Customer Journey Mapping
Every touchpoint you have with a customer is an opportunity for true engagement or a potential misstep. Mapping each interaction together into a holistic customer journey will shine a light on where a business is succeeding and where the critical areas of improvement are.
Customer Insights to Drive Decisions
GRAYBOX leads a collaborative process with you to identify your users, what makes them tick, and each phase of the customer journey. We leverage a diversity of stakeholders, interactive workshopping, and customers insights to create a holistic picture of how effective you are at interacting with your customers.
Customer journey mapping has been around for the better part of a decade and has really taken hold in recent years as companies have become more intentional about how they're interacting with their customers. Call it user- or human-centered design; however you think of it, there's a trend in putting your customer (or user) at the center of the conversation of how you should interact with them.
There are ostensibly two sides to customer journey mapping. The first is architecting and designing what the optimal journey through a website, mobile app, ecommerce experience should be. The second is getting a holistic view into how users are interacting with your brand now. GRAYBOX believes getting insight into the second is critical in being able to create a great experience in the future.

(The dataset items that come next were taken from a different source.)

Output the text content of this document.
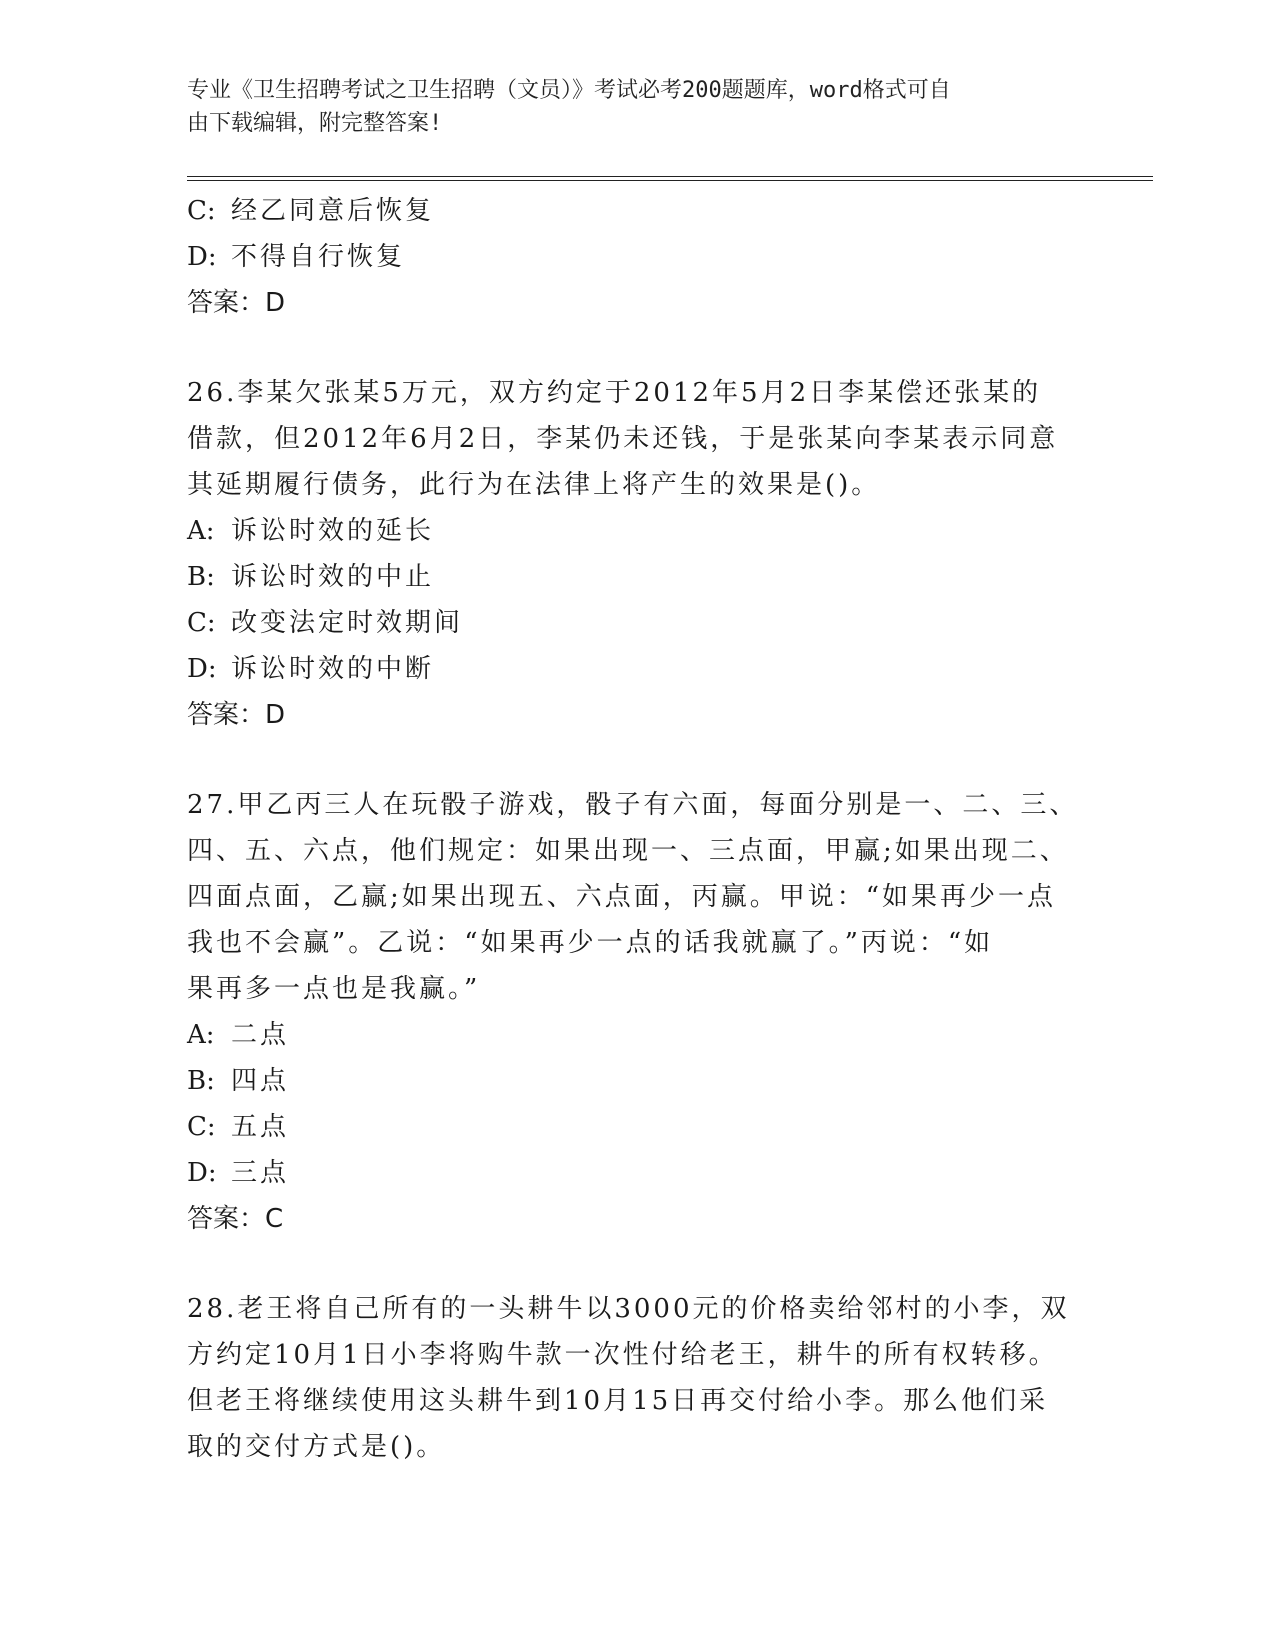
专业《卫生招聘考试之卫生招聘（文员）》考试必考200题题库，word格式可自
由下载编辑，附完整答案!
C: 经乙同意后恢复
D: 不得自行恢复
答案：D
26.李某欠张某5万元，双方约定于2012年5月2日李某偿还张某的
借款，但2012年6月2日，李某仍未还钱，于是张某向李某表示同意
其延期履行债务，此行为在法律上将产生的效果是()。
A: 诉讼时效的延长
B: 诉讼时效的中止
C: 改变法定时效期间
D: 诉讼时效的中断
答案：D
27.甲乙丙三人在玩骰子游戏，骰子有六面，每面分别是一、二、三、
四、五、六点，他们规定：如果出现一、三点面，甲赢;如果出现二、
四面点面，乙赢;如果出现五、六点面，丙赢。甲说：“如果再少一点
我也不会赢”。乙说：“如果再少一点的话我就赢了。”丙说：“如
果再多一点也是我赢。”
A: 二点
B: 四点
C: 五点
D: 三点
答案：C
28.老王将自己所有的一头耕牛以3000元的价格卖给邻村的小李，双
方约定10月1日小李将购牛款一次性付给老王，耕牛的所有权转移。
但老王将继续使用这头耕牛到10月15日再交付给小李。那么他们采
取的交付方式是()。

For GRAYBOX, a customer journey map is something tangible: a visual map organized by phases of the buying journey that includes individual touch points across channels, what's working/not working for each touchpoint, direct customer insights, and granular recommendations for improvement.
Getting at that customer journey is easier said than done. Conversations with our client-partners typically start with, "we've been trying to get at this for awhile; what are we missing?" It comes down to a combination of listening, interactive workshopping, and process. GRAYBOX facilitates the entire thing.
It starts with getting people together and oftentimes groups who aren't normally in the same room: branding, marketing, ecommerce, finance, customer support, etc. Everyone lives in silos in their day-to-day work environment and just having everyone in the same room sets the stage for potential success.
Then comes the fun part: GRAYBOX guides companies through a series of structured exercises to get insight into who your customers are, what the general phases of the buying journey are, and identification of as many individual touch points in each phase of the journey. This is a collaborative process that involves thousands of sticky notes, a lot of active movement, and lively discussion across everyone in the room. At the end of the day, everyone is exhausted and a rough outline of the map starts to form.
What follows is targeted discussions with customer service reps or direct interviews with customers to be able to add context and color commentary on key areas of the customer journey, in parallel with sketches that translate the sticky notes to something more visual.
As we gather more information, the fidelity of the final journey map increases and our team starts layering in specific recommendations that help prioritize and categorize efforts that best-align with your goals and what will have the most significant impact for your users. The end result presents a visual landscape that can be the core of strategic planning for years to come, as well as a rallying cry across your teams.
Design Thinking Workshopping
GRAYBOX recommends getting out of your day-to-day space, both physically and mentally, to create the best opportunity for fresh perspectives. Getting the right people in the room, interactively whiteboarding, utilizing thousands of sticky notes, and lots of moving around are at the core of getting an accurate picture of the journey mapping process.
Customer Insights
Hearing from your own customers is critically important in determining whether you're succeeding or failing. GRAYBOX finds direct customer interviews or insights from our \"on the ground\" customer service team to bring in the right perspective.
The Map
At the end of the engagement, you get a visual map that identifies what's working, what's not, and what the opportunities are for improvement across channels and phases of the customer journey.